- Court: High Court of Justice
- Citation: [1902] 2 Ch 401

Court membership
- Judge sitting: Swinfen Eady J

Keywords
- company, directors' duties

= Percival v Wright =

UK company law case concerning directors' duties

Percival v Wright [1902] 2 Ch 401 is a UK company law case concerning directors' duties, holding that directors only owe duties of loyalty to the company, and not to individual shareholders. This is now codified in the United Kingdom's Companies Act 2006, section 170.

==Facts==
Shareholders in Nixon's Navigation Co. wanted to sell their shares, and requested that the company's secretary find purchasers. Some directors of the company purchased the shares at £12.10s per share, which price was based upon independent valuation. After the sale, the shareholders discovered that before and during the negotiations for that sale, the board of directors had been involved in other negotiations to sell the entire company, which would have made those shares substantially more valuable had they come to fruition. The plaintiff sued, claiming breach of fiduciary duty, in that the shareholders should have been told of these negotiations.

==Judgment==
Swinfen Eady J held the directors owed duties to the company and not shareholders individually.
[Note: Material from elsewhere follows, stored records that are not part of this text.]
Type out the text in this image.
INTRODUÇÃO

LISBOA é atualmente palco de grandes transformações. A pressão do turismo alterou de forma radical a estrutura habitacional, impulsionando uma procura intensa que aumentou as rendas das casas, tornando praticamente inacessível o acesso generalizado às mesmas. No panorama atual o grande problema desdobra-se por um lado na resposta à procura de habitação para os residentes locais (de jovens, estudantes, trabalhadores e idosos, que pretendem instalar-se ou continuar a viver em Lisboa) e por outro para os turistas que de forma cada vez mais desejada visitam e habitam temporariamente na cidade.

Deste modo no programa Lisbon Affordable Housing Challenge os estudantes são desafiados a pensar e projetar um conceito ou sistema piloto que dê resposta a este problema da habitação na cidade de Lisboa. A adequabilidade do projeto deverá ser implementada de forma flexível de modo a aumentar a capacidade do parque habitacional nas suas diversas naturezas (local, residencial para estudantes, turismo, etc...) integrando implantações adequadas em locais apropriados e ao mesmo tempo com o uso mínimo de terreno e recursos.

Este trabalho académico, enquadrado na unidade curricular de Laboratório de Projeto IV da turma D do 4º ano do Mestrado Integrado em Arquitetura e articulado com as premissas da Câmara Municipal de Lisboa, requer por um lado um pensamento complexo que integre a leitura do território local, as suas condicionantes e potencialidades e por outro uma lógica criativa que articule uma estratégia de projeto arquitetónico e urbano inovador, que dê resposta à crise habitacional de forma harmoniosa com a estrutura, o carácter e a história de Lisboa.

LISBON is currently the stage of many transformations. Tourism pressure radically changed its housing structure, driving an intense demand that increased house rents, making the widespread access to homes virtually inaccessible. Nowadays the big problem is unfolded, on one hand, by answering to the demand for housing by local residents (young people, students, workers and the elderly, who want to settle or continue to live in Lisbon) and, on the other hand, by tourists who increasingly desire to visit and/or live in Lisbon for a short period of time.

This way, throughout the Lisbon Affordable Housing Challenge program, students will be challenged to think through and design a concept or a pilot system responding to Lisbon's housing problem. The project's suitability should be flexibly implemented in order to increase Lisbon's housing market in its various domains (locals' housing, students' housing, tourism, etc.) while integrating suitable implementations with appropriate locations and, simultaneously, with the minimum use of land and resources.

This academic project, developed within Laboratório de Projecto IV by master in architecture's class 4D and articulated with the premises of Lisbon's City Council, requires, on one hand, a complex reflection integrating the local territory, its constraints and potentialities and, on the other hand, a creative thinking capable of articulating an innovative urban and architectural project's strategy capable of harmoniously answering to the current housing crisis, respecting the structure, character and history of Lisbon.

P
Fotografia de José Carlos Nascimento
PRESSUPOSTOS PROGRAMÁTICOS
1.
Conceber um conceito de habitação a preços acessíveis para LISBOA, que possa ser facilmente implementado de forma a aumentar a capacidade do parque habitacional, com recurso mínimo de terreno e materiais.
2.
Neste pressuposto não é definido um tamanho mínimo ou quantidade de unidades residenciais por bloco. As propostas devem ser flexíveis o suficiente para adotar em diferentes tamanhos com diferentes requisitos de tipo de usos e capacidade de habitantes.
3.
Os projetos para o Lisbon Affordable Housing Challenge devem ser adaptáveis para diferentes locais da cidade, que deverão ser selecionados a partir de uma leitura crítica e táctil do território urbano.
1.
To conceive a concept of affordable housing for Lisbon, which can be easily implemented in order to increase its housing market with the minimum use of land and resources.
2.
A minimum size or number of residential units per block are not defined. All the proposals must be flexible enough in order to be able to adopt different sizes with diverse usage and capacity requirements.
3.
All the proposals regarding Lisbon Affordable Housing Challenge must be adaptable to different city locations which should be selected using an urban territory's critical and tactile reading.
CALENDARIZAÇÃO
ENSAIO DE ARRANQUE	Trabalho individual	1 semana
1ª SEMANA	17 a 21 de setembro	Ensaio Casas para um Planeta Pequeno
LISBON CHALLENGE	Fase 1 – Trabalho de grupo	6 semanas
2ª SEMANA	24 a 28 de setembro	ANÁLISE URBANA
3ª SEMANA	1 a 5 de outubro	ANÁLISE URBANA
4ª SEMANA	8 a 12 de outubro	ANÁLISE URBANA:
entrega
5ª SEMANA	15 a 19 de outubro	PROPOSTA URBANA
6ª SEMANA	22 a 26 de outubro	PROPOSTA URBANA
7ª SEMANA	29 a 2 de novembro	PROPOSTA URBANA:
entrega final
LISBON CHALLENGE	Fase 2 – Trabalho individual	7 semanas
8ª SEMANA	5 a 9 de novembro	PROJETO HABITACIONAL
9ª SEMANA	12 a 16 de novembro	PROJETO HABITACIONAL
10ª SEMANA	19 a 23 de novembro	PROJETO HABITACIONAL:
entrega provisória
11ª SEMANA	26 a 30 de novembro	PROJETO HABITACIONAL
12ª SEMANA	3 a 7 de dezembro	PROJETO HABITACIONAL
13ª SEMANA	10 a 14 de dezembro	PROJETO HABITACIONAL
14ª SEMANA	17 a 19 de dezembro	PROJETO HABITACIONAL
It was strenuously urged that, though incorporation affected the relations of the shareholders to the external world, the company thereby becoming a distinct entity, the position of the shareholders inter se was not affected, and was the same as that of partners or shareholders in an unincorporated company. I am unable to adopt that view...

There is no question of unfair dealing in this case. The directors did not approach the shareholders with the view of obtaining their shares. The shareholders approached the directors, and named the price at which they were desirous of selling. The plaintiffs’ case wholly fails, and must be dismissed with costs.

==Significance==

Percival v Wright is still considered to be good law, and was followed by the House of Lords in .

However, it has been distinguished in at least two subsequent cases. In Coleman v Myers [1977] 2 NZLR 225 and Peskin v Anderson [2001] BCLC 372 the court described this as being the general rule, but one which may be subject to exceptions where the circumstances are such that a director may owe a greater duty to an individual shareholder, such as when that shareholder is known to be relying upon the director for guidance, or where the shareholder is a vulnerable person.